The Abysmal State of Higher Education
While I can’t extoll the virtues of the co-op system enough, it does set co-op students apart from the general student body in unnerving ways. Co-op students, demanding competitive wages during their internships, often do graduate with little-to-no student debt, while traditional university programs might give no workplace experience and leave a student with loans of tens-of-thousands of dollars. It’s immensely depressing to realize that outside of the little bubble of co-op, that’s the norm for higher education. Almost everybody that goes to college experiences student debt and difficulty finding employment.
It boggles the mind that for many of today’s students, it’s normal to graduate with zero industry experience before immediately searching for a job.
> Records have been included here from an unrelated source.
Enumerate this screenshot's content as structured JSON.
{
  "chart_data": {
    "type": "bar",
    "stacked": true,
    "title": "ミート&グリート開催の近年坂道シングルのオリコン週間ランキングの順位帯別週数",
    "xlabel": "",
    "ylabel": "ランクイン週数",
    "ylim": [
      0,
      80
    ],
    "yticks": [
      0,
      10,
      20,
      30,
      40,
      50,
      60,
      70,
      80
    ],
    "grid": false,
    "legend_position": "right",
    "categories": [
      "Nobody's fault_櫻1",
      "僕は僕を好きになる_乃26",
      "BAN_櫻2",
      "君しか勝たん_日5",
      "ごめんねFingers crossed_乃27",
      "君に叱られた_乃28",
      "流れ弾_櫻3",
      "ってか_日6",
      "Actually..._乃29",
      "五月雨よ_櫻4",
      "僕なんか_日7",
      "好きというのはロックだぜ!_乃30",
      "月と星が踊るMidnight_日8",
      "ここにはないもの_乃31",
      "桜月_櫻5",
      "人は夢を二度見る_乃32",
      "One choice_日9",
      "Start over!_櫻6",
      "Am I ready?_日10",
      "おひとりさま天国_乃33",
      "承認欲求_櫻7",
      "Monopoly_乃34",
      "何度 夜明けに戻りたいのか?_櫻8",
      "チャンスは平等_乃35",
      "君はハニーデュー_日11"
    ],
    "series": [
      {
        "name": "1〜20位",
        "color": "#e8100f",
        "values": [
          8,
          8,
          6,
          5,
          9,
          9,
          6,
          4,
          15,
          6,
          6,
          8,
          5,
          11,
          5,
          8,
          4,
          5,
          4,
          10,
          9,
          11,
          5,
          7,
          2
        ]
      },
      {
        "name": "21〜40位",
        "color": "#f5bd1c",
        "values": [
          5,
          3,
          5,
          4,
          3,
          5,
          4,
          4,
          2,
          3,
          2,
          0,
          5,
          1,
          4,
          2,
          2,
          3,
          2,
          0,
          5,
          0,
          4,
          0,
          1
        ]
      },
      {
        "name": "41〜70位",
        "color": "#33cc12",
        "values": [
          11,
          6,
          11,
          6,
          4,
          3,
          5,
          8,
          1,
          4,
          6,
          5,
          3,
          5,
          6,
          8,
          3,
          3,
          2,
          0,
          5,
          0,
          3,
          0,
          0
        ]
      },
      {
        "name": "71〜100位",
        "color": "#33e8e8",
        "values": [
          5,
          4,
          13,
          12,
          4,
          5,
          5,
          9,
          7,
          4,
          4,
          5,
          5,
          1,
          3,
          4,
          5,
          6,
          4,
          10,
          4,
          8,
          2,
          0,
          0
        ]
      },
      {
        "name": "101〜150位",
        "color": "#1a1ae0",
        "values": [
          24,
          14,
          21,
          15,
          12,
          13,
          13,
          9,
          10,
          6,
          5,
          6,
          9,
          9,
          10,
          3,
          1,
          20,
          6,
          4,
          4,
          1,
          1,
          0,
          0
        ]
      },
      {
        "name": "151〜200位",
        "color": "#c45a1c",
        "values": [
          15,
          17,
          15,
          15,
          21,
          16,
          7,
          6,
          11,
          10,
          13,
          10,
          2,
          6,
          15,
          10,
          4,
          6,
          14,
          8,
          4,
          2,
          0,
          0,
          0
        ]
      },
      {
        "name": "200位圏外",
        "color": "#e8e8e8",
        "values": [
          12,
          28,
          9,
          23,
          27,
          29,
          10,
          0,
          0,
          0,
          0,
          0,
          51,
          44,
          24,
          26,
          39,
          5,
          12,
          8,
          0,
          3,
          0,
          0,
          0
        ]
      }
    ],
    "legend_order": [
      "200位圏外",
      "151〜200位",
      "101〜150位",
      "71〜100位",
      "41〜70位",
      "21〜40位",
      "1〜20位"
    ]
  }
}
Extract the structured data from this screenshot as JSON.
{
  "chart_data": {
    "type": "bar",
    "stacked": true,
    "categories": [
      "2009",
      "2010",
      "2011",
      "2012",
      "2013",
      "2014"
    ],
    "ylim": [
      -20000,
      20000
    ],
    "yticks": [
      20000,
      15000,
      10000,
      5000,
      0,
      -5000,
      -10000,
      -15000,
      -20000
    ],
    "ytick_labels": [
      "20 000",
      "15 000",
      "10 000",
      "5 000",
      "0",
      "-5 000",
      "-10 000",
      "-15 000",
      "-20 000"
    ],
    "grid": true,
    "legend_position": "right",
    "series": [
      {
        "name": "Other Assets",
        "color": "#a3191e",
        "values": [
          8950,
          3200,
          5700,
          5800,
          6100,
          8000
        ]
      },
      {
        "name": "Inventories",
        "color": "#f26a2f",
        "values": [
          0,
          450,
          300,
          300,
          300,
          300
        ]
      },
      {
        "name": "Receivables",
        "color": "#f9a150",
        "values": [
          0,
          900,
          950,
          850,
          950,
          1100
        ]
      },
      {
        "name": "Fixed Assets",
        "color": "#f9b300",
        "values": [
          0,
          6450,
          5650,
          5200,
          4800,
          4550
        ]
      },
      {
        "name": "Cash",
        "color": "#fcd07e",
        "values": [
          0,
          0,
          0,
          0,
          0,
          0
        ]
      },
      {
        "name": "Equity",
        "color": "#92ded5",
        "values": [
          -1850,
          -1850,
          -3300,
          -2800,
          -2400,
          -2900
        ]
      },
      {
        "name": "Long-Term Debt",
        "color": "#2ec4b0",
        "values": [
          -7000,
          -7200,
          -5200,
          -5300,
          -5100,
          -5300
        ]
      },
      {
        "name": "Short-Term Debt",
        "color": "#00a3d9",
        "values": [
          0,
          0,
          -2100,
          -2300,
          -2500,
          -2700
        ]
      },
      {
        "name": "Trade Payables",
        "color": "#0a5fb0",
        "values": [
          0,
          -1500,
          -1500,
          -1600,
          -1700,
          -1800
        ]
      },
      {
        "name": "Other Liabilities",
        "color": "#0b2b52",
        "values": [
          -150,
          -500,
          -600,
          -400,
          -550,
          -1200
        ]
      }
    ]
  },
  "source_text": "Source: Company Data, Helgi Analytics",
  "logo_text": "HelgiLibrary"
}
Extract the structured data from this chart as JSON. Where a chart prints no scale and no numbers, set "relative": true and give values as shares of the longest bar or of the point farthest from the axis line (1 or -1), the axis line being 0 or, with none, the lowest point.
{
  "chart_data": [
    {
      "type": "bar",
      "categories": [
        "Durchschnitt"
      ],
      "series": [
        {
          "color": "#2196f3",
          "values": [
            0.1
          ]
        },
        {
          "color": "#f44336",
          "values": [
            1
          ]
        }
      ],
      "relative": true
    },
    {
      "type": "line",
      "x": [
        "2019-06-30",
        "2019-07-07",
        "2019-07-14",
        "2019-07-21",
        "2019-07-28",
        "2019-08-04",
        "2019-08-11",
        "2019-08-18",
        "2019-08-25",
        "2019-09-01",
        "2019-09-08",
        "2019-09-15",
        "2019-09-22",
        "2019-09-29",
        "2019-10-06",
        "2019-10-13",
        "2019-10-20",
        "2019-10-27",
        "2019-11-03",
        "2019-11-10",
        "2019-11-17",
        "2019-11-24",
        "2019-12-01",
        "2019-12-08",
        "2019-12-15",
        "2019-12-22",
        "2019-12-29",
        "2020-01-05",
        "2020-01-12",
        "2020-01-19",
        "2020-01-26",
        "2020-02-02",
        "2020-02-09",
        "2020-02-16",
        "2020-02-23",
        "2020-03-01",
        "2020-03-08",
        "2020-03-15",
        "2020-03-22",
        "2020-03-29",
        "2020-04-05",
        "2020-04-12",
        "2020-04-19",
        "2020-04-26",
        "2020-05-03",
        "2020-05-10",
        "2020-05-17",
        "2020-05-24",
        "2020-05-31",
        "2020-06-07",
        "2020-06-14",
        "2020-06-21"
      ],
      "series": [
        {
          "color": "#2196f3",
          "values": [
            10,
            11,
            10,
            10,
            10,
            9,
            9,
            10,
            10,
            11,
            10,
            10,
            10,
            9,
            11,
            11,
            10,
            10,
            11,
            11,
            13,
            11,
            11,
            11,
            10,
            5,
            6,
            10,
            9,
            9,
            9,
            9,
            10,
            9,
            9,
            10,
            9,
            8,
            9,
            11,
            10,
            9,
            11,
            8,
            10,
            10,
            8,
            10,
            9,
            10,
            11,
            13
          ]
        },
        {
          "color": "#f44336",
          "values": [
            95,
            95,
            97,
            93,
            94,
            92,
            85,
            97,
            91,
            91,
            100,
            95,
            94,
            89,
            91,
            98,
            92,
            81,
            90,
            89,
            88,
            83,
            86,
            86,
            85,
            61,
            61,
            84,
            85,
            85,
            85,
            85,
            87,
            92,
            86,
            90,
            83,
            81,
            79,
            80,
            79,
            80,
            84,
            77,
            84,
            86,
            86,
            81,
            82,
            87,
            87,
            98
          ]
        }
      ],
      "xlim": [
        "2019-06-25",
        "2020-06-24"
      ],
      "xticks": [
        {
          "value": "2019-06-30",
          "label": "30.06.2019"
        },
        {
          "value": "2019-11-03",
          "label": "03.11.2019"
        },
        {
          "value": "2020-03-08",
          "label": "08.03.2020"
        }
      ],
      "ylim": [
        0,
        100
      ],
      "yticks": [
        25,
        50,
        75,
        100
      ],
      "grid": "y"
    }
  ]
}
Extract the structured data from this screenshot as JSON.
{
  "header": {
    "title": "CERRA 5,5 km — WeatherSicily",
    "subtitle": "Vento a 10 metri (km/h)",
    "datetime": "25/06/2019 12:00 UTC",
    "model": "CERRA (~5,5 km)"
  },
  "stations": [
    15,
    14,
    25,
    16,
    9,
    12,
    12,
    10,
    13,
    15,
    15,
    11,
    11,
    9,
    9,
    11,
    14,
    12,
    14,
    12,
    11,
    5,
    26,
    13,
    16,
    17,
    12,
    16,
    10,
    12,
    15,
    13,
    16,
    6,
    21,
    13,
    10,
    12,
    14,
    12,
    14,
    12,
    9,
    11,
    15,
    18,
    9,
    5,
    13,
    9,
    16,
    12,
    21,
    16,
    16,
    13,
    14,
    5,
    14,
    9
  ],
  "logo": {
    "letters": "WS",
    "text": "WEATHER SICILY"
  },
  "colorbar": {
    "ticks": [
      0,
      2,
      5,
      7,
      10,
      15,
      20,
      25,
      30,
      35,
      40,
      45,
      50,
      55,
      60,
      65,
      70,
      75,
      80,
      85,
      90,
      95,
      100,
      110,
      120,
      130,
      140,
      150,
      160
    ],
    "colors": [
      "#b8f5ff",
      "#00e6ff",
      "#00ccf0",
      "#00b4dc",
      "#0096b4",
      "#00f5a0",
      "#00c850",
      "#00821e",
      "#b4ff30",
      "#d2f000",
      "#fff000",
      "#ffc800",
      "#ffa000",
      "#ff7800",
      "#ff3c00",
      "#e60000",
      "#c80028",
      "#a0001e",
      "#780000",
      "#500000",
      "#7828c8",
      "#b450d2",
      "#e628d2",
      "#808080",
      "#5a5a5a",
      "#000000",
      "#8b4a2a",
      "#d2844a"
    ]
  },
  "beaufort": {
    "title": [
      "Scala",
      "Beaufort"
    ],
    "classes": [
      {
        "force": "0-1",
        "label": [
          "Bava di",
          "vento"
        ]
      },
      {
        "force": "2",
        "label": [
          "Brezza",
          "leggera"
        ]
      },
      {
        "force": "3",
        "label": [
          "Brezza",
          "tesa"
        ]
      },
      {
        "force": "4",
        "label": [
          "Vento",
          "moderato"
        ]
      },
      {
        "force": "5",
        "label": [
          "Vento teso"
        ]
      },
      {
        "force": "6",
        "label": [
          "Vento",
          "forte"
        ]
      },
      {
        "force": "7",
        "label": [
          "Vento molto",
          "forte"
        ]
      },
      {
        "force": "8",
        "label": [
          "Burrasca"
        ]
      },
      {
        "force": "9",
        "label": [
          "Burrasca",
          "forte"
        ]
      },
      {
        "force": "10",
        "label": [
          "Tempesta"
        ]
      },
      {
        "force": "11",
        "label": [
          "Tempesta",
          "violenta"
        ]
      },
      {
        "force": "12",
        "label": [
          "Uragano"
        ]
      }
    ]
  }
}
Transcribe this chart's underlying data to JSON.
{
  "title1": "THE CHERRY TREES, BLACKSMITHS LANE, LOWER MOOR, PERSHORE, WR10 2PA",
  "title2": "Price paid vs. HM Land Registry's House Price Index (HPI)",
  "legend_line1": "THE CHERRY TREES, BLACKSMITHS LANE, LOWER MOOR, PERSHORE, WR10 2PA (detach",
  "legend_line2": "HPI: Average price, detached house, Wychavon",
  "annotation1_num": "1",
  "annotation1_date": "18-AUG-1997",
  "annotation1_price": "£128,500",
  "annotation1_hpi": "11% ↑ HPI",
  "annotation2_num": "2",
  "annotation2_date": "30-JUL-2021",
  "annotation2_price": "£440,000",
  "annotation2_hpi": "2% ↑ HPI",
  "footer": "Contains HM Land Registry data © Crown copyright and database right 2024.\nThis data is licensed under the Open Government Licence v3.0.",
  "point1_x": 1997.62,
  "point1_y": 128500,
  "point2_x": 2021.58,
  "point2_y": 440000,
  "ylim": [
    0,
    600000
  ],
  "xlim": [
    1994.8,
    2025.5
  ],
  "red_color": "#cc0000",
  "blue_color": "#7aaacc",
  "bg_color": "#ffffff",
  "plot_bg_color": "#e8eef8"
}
Companies shouldn’t have to guess if a candidate, fresh out of school, can apply their theoretical skills to a workplace that is foreign to them. The question:
should we even consider hiring a fresh college grad?
should never have to be asked. Regrettably, with the current state of higher education, being a “fresh college grad” doesn’t give any confidence to an employer, at least for graduates of most schools. (And yet it leaves each student in considerable amounts of debt. What an amazingly flawed system.)
The class of Software Engineering students that I belong to will graduate in just over a year, after having spent five years at Waterloo and abroad. Most will graduate with no debt and with multiple job offers in hand, obtained from real world experience that complements their theoretical knowledge. Why must this be a unique situation? We should not be the outliers – this is how higher education should be.